Si Staline n’a pas personnellement sélectionné Gromyko sur une liste de candidats, il a de façon indirecte joué un rôle déterminant dans l’ascension de Gromyko.

2. Il épuisait volontairement ses homologues

Il était parfois comparé à un bulldog qui refusait de laisser partir sa proie et à une locomotive lourde qui avance lentement, mais sûrement, dans une direction donnée. Et ce n'étaient pas que des métaphores.
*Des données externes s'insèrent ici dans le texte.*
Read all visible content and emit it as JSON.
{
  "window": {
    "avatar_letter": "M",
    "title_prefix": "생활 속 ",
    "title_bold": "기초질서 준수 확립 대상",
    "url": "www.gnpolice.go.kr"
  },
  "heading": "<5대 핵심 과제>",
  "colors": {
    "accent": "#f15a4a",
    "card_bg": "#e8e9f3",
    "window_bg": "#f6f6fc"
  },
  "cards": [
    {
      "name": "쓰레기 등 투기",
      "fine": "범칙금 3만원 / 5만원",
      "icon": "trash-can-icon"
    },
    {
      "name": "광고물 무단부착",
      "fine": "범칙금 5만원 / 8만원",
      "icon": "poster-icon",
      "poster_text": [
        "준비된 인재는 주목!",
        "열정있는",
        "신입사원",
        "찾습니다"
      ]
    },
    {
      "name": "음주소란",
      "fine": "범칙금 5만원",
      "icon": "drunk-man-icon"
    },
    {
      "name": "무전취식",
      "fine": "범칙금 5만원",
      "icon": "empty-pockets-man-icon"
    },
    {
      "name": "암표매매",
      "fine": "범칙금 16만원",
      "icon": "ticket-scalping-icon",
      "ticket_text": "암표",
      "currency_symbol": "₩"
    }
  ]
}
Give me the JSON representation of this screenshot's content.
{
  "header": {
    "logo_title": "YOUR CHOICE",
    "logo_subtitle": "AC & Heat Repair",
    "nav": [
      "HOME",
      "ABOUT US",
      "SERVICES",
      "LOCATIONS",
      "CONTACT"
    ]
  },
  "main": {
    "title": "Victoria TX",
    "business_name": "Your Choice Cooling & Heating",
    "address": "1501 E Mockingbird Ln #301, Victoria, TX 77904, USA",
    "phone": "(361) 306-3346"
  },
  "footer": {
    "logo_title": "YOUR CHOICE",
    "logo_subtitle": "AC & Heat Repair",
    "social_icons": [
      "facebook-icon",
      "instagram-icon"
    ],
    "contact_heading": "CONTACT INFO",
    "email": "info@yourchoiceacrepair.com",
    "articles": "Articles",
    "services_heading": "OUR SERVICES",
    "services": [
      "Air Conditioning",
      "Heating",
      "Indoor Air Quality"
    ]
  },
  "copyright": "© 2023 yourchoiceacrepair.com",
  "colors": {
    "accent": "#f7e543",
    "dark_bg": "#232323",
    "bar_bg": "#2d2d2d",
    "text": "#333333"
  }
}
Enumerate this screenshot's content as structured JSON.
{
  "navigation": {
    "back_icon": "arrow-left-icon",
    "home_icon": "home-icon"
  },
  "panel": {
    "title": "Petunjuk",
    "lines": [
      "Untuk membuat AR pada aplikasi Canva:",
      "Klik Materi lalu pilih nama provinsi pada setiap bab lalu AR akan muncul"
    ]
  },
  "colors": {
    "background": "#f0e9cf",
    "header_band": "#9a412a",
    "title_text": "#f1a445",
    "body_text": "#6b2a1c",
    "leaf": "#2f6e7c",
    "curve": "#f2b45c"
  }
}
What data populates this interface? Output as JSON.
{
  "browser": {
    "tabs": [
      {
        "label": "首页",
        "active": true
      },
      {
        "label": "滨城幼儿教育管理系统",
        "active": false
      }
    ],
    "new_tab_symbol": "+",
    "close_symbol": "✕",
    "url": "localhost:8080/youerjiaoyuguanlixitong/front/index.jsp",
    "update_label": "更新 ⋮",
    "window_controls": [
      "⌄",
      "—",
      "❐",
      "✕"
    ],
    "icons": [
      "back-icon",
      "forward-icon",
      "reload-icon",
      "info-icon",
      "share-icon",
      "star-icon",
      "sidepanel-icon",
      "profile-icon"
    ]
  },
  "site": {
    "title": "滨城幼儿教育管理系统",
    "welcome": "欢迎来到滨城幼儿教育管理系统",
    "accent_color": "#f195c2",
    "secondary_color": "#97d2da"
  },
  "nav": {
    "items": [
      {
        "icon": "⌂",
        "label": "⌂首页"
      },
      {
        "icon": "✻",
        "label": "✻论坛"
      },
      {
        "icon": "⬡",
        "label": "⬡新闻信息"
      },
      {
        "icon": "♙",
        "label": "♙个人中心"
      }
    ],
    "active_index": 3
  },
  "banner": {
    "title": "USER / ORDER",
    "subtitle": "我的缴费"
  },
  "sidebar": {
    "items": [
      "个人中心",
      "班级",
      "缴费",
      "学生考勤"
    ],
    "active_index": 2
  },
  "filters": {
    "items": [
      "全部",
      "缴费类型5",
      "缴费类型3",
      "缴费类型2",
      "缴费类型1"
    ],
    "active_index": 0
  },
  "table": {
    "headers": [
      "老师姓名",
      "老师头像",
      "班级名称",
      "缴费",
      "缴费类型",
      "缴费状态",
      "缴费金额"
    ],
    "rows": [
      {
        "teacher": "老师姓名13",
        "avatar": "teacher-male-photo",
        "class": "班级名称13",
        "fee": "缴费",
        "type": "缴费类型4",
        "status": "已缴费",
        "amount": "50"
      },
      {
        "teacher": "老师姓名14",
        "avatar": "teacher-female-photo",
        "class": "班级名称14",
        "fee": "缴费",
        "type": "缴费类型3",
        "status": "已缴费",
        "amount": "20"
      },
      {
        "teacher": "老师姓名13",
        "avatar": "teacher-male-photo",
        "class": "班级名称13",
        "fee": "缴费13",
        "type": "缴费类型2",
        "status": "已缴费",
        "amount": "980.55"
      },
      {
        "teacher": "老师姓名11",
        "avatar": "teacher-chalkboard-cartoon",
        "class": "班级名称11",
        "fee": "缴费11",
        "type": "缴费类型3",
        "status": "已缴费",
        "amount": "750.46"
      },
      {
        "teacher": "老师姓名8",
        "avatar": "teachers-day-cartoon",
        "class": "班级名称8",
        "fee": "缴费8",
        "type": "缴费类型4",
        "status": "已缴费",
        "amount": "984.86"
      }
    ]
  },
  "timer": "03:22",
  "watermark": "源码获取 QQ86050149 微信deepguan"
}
L’un des nombreux talents de Gromyko était sa patience qui semblait infinie. Certains diplomates étrangers impliqués dans des négociations avec le ministre soviétique ont eu du mal à mener des négociations à long terme avec Gromyko car ce dernier ne ressentait aucune gêne à faire le tatillon sur les moindres détails pendant des heures.

Néanmoins, sa personnalité a charmé nombre de ses collègues. Le diplomate américain Henry Kissinger a déclaré qu'il appréciait les manières de Gromyko : « L'impression que faisait Andreï Gromyko était celle d'un individu très dur, très professionnel, très correct, et c’était vrai. C’est ce qu’il l'était. Mais je voudrais ajouter à cela : très intelligent, toujours préparé, il ne perdait jamais son sang-froid. Il avait un sens de l'humour formidable, ce qui n'était pas évident tout de suite, mais une fois que l'on avait appris à le connaître, c'était d'une aide extraordinaire dans la conduite de notre dialogue. »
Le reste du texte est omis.